Automatically deploy wildcard SSL certificate to Alibaba Cloud CDN

🛠 Tools and Programming
1

Official Introduction

Deploy Certificate to Aliyun

Automatically deploy wildcard SSL certificates to Alibaba Cloud CDN every two months.

:sparkles: Features

  • :counterclockwise_arrows_button: Automatically renew Let’s Encrypt wildcard domain certificates
  • :cloud: Automatically deploy to Alibaba Cloud CDN
  • :alarm_clock: Runs automatically once every two months
  • :e_mail: Email notification when certificate is about to expire
  • :locked: Secure sensitive information using GitHub Secrets

:rocket: How to Use

Step 1: Fork the Repository

  1. Open the project’s GitHub page
  2. Click the “Fork” button at the top right corner
  3. This will create a full copy under your GitHub account

Step 2: Configure Alibaba Cloud Access Key (AK/SK)

To allow the GitHub script to access your Alibaba Cloud account, you need to provide an AccessKey with appropriate permissions.
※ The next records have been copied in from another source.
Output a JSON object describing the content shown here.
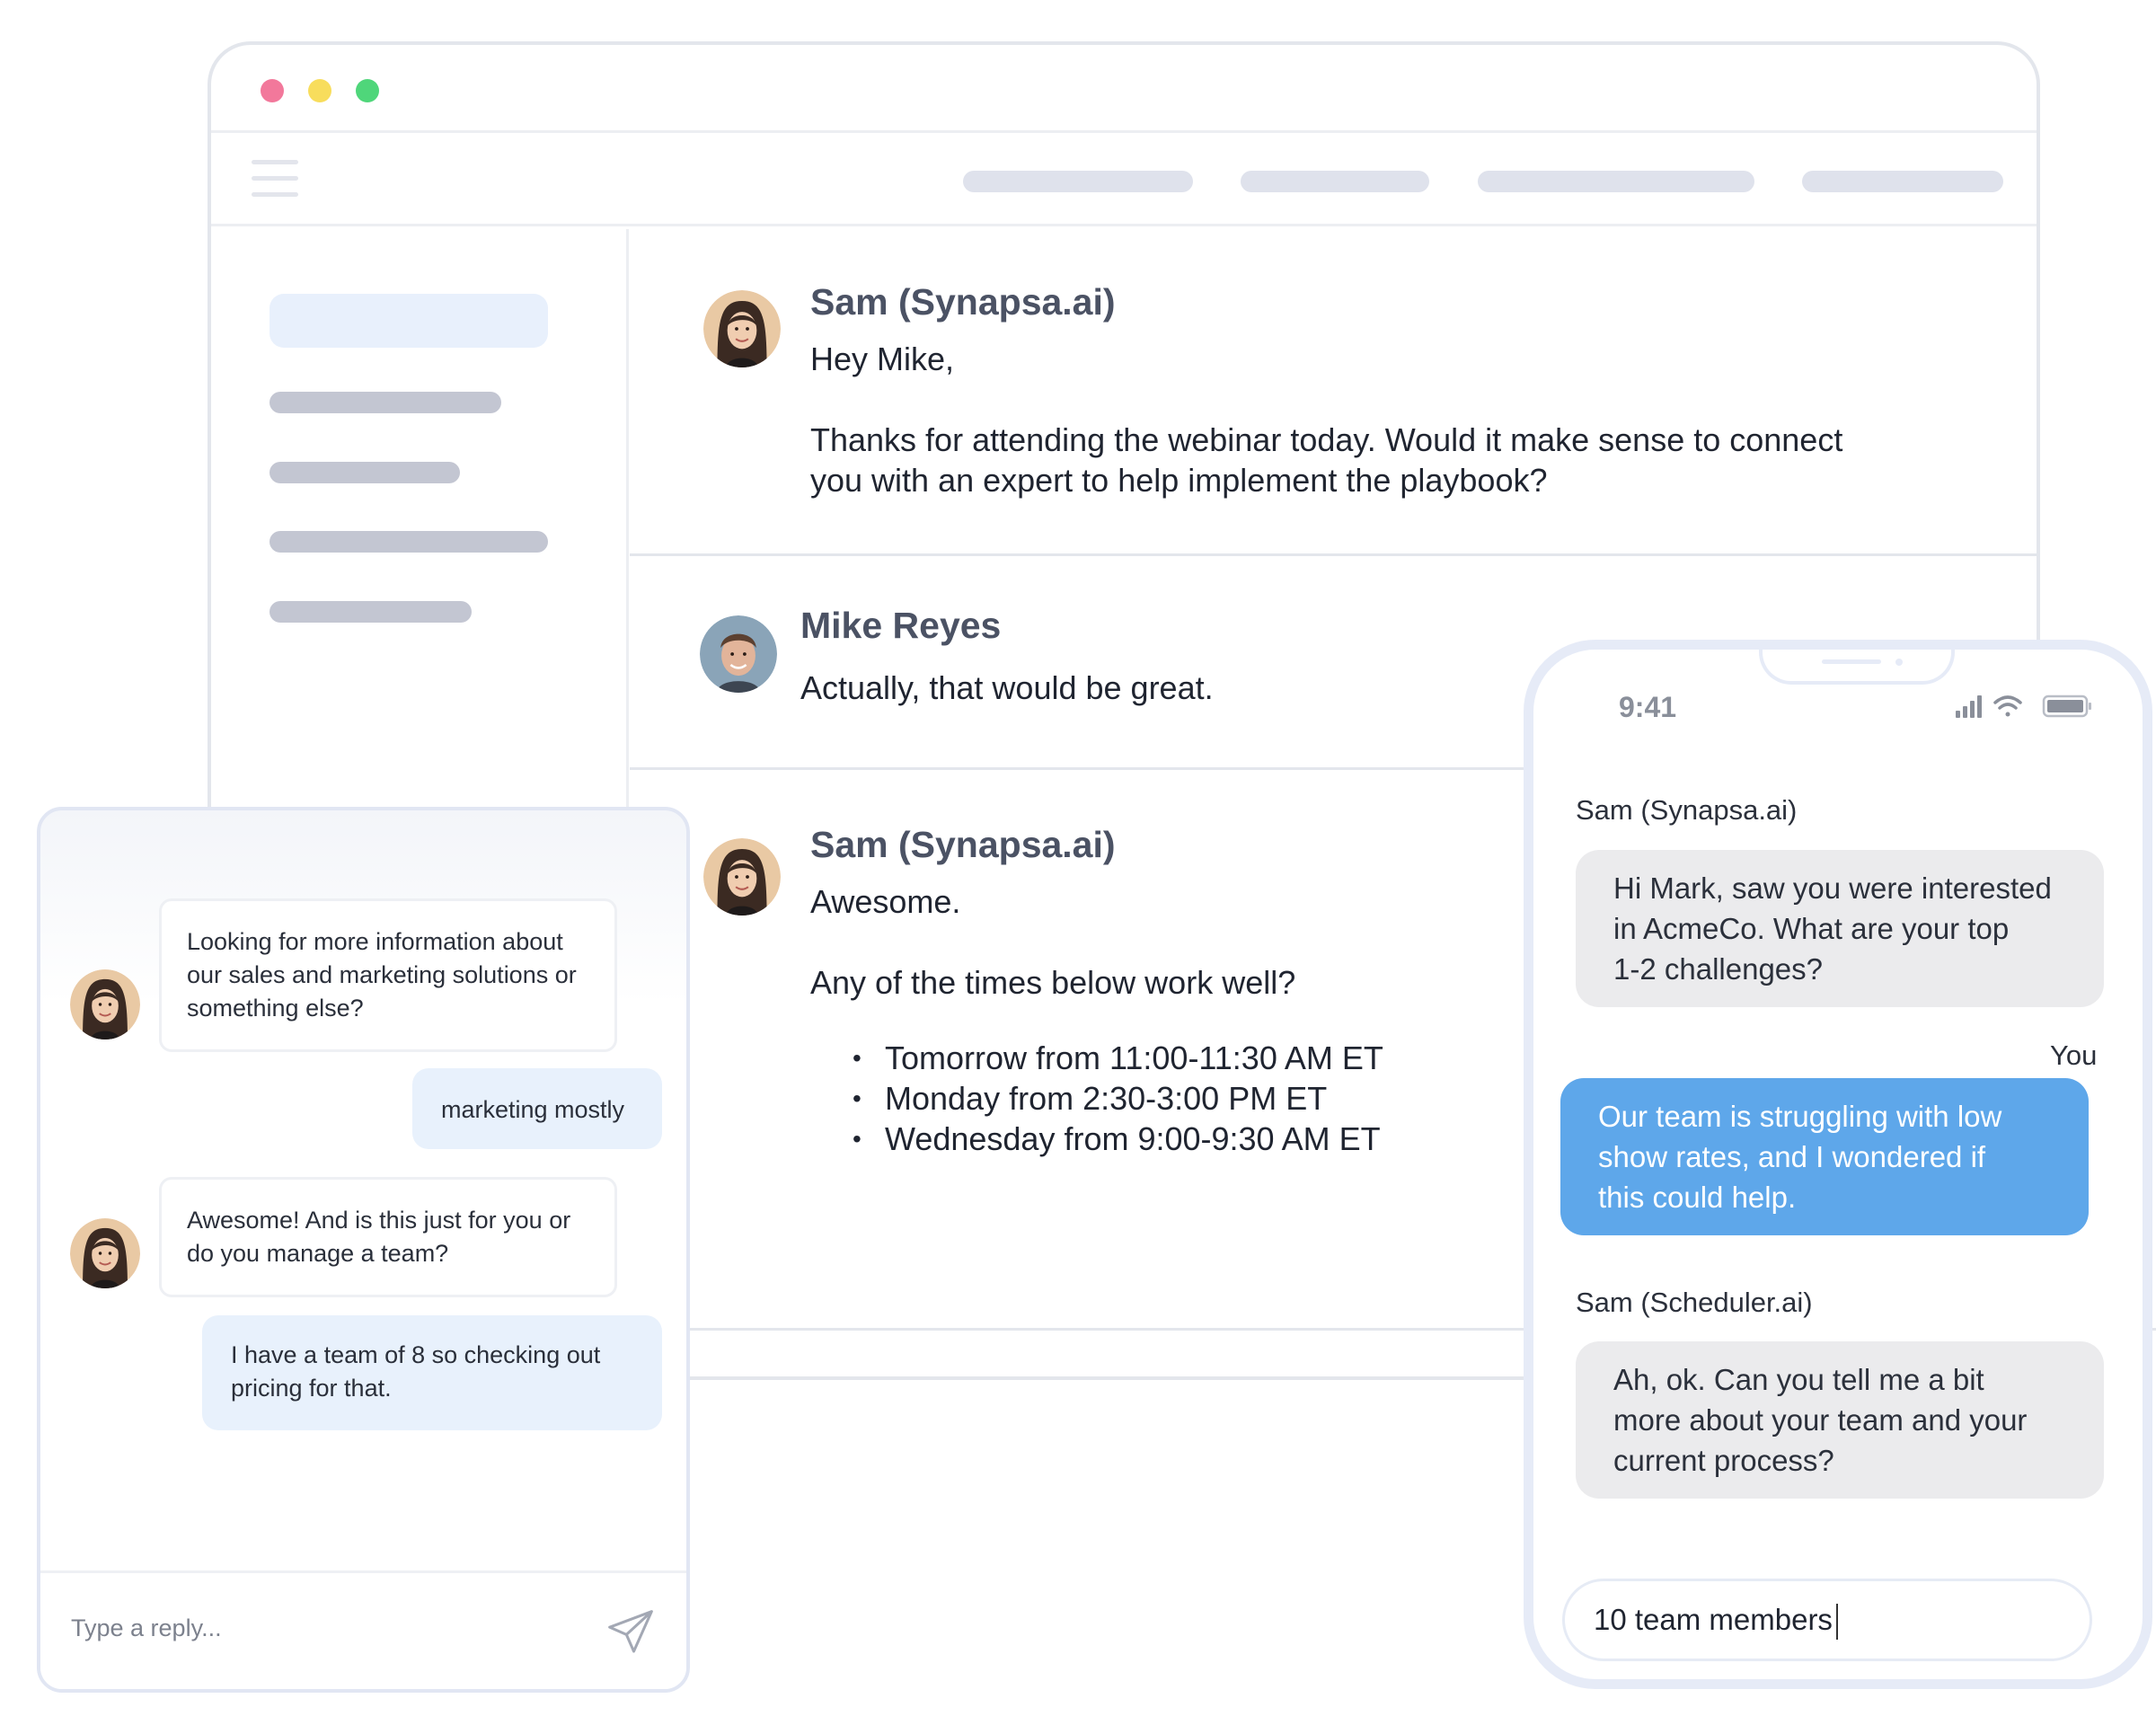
{
  "browser": {
    "messages": [
      {
        "sender": "Sam (Synapsa.ai)",
        "text": "Hey Mike,\n\nThanks for attending the webinar today.  Would it make sense to connect\nyou with an expert to help implement the playbook?"
      },
      {
        "sender": "Mike Reyes",
        "text": "Actually, that would be great."
      },
      {
        "sender": "Sam (Synapsa.ai)",
        "text": "Awesome.\n\nAny of the times below work well?",
        "times": [
          "Tomorrow from 11:00-11:30 AM ET",
          "Monday from 2:30-3:00 PM ET",
          "Wednesday from 9:00-9:30 AM ET"
        ]
      }
    ]
  },
  "widget": {
    "messages": [
      {
        "from": "bot",
        "text": "Looking for more information about\nour sales and marketing solutions or\nsomething else?"
      },
      {
        "from": "user",
        "text": "marketing mostly"
      },
      {
        "from": "bot",
        "text": "Awesome! And is this just for you or\ndo you manage a team?"
      },
      {
        "from": "user",
        "text": "I have a team of 8 so checking out\npricing for that."
      }
    ],
    "input_placeholder": "Type a reply...",
    "send_icon": "paper-plane-icon"
  },
  "phone": {
    "status_time": "9:41",
    "status_icons": [
      "signal-icon",
      "wifi-icon",
      "battery-icon"
    ],
    "sender1": "Sam (Synapsa.ai)",
    "msg1": "Hi Mark, saw you were interested\nin AcmeCo. What are your top\n1-2 challenges?",
    "you_label": "You",
    "msg2": "Our team is struggling with low\nshow rates, and I wondered if\nthis could help.",
    "sender2": "Sam (Scheduler.ai)",
    "msg3": "Ah, ok. Can you tell me a bit\nmore about your team and your\ncurrent process?",
    "input_value": "10 team members"
  },
  "colors": {
    "accent_blue": "#5ea7ea",
    "light_blue": "#e8f1fc",
    "dot_red": "#f2789b",
    "dot_yellow": "#f8dd5c",
    "dot_green": "#4fd67a"
  }
}
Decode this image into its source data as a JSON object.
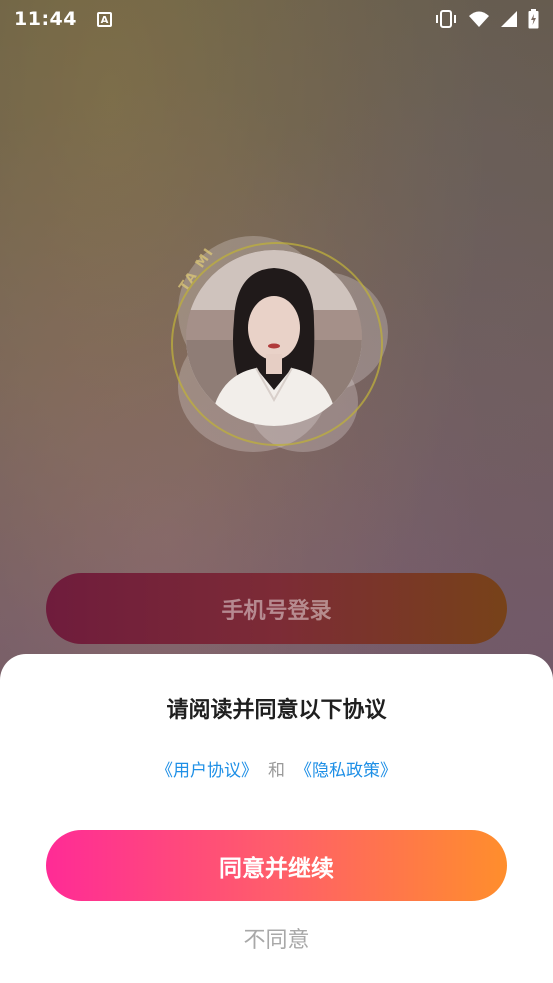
{
  "status_bar": {
    "time": "11:44",
    "notification_letter": "A"
  },
  "logo": {
    "text": "TA MI"
  },
  "login": {
    "phone_login_label": "手机号登录"
  },
  "dialog": {
    "title": "请阅读并同意以下协议",
    "user_agreement": "《用户协议》",
    "and_text": "和",
    "privacy_policy": "《隐私政策》",
    "agree_label": "同意并继续",
    "disagree_label": "不同意"
  }
}
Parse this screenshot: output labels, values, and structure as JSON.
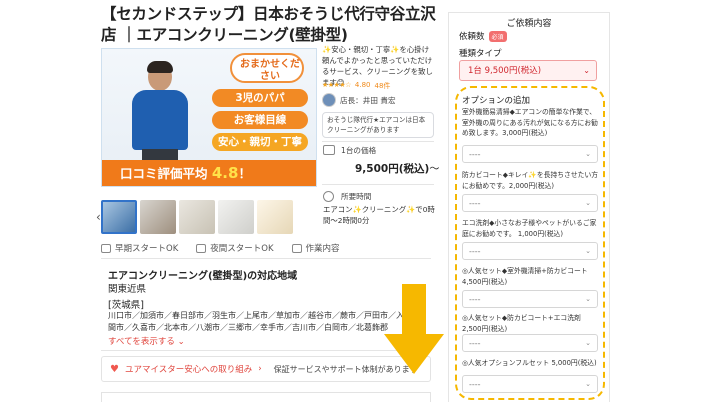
{
  "title": "【セカンドステップ】日本おそうじ代行守谷立沢店 ｜エアコンクリーニング(壁掛型)",
  "hero": {
    "bubble": "おまかせください",
    "pill1": "3児のパパ",
    "pill2": "お客様目線",
    "pill3": "安心・親切・丁寧",
    "banner_prefix": "口コミ評価平均",
    "banner_value": "4.8",
    "banner_suffix": "！"
  },
  "thumb_prev": "‹",
  "features": [
    "早期スタートOK",
    "夜間スタートOK",
    "作業内容"
  ],
  "description": "✨安心・親切・丁寧✨を心掛け頼んでよかったと思っていただけるサービス、クリーニングを致します😊",
  "rating": {
    "stars": "★★★★☆",
    "score": "4.80",
    "count": "48件"
  },
  "shop": {
    "label": "店長：井田 貴宏"
  },
  "note": "おそうじ隊代行★エアコンは日本クリーニングがあります",
  "price_label": "1台の価格",
  "price_value": "9,500円(税込)",
  "price_tail": "〜",
  "duration_label": "所要時間",
  "duration_text": "エアコン✨クリーニング✨で0時間〜2時間0分",
  "area": {
    "title": "エアコンクリーニング(壁掛型)の対応地域",
    "region": "関東近県",
    "pref": "[茨城県]",
    "cities": "川口市／加須市／春日部市／羽生市／上尾市／草加市／越谷市／蕨市／戸田市／入間市／久喜市／北本市／八潮市／三郷市／幸手市／吉川市／白岡市／北葛飾郡",
    "show_all": "すべてを表示する ⌄"
  },
  "safety": {
    "link": "ユアマイスター安心への取り組み",
    "chev": "›",
    "note": "保証サービスやサポート体制があります"
  },
  "panel": {
    "title": "ご依頼内容",
    "req_label": "依頼数",
    "req_badge": "必須",
    "plan_label": "種類タイプ",
    "plan_value": "1台 9,500円(税込)",
    "options_title": "オプションの追加",
    "options": [
      {
        "desc": "室外機簡易清掃◆エアコンの簡単な作業で、室外機の周りにある汚れが気になる方にお勧め致します。3,000円(税込)",
        "value": "----"
      },
      {
        "desc": "防カビコート◆キレイ✨を長持ちさせたい方にお勧めです。2,000円(税込)",
        "value": "----"
      },
      {
        "desc": "エコ洗剤◆小さなお子様やペットがいるご家庭にお勧めです。 1,000円(税込)",
        "value": "----"
      },
      {
        "desc": "◎人気セット◆室外機清掃+防カビコート 4,500円(税込)",
        "value": "----"
      },
      {
        "desc": "◎人気セット◆防カビコート+エコ洗剤 2,500円(税込)",
        "value": "----"
      },
      {
        "desc": "◎人気オプションフルセット 5,000円(税込)",
        "value": "----"
      }
    ]
  },
  "icons": {
    "chevron": "chevron-down-icon",
    "arrow": "down-arrow-icon"
  },
  "colors": {
    "accent_red": "#d0262e",
    "arrow_yellow": "#f6b800",
    "banner_orange": "#f07a1a"
  }
}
  1. Log in to the Alibaba Cloud Console and go to the Resource Access Management (RAM) page
  2. Create a dedicated user for this project (recommended for security best practices)
  3. Assign the following policies to the user:
    • AliyunDNSFullAccess (Manage DNS resolution, used for automatic domain ownership verification)
    • AliyunCDNFullAccess (Manage CDN, used to upload and deploy certificates)
    • AliyunYundunCertFullAccess (Manage SSL Certificates Service)
  4. Create an AccessKey (AK/SK) for this user and securely save it

Step 3: Set Secrets in Your GitHub Repository

  1. Go to the page of your forked repository
  2. Click the “Settings” tab at the top
  3. In the left sidebar, navigate to “Secrets and variables” → “Actions”
  4. Click “New repository secret” and add the following secrets one by one:
Secret Name Description Example Value
ALIYUN_ACCESS_KEY_ID Alibaba Cloud AccessKey ID LTAI5txxxxxxxxxxxxx
ALIYUN_ACCESS_KEY_SECRET Alibaba Cloud AccessKey Secret h6J9Zxxxxxxxxxxxxxxxxxxxx
DOMAINS Main domains, multiple separated by English commas example.com,test.org
ALIYUN_CDN_DOMAINS CDN domains, corresponding in order to DOMAINS, multiple separated by English commas cdn.example.com,img.test.org
EMAIL Email address to receive notifications your-email@example.com

Step 4: Trigger Workflow Execution

  1. In your forked repository, click the “Code” tab
  2. Find any file (e.g., README.md) and click the edit button (pencil icon)
  3. Make a trivial change, such as adding a space or newline at the end
  4. Enter a commit message (e.g., Trigger first run) and click “Commit changes”

Step 5: Check Execution Results

  1. After committing, click the “Actions” tab at the top of the repository
  2. View the workflow run status and detailed logs
  3. If all configurations are correct, the workflow will show a green checkmark (:white_check_mark:), indicating success
  4. Log in to the Alibaba Cloud CDN Console to verify that the certificate has been updated

:warning: Important Notes

  • Security: Alibaba Cloud AK/SK credentials are highly sensitive. Always configure them via Secrets, never hardcode them in files
  • Domain Mapping: The order of domains in DOMAINS and ALIYUN_CDN_DOMAINS must exactly match; otherwise, certificates may be deployed to incorrect CDN domains
  • Delimiter: Separate multiple domains with English commas only, without spaces or other characters
  • First Run: It is recommended to manually trigger the workflow once to ensure everything is configured correctly
  • Costs: Let’s Encrypt certificates are free, but associated Alibaba Cloud services (CDN, DNS, etc.) may incur standard usage fees

:wrench: Support

If you encounter issues, please:

  1. Check error messages in the GitHub Actions logs
  2. Ensure all secrets are correctly set
  3. Confirm the RAM user has the required permissions

That’s it! You’ve completed all setup steps. From now on, GitHub will automatically renew and deploy your certificates approximately every 60 days — a one-time setup for long-term convenience.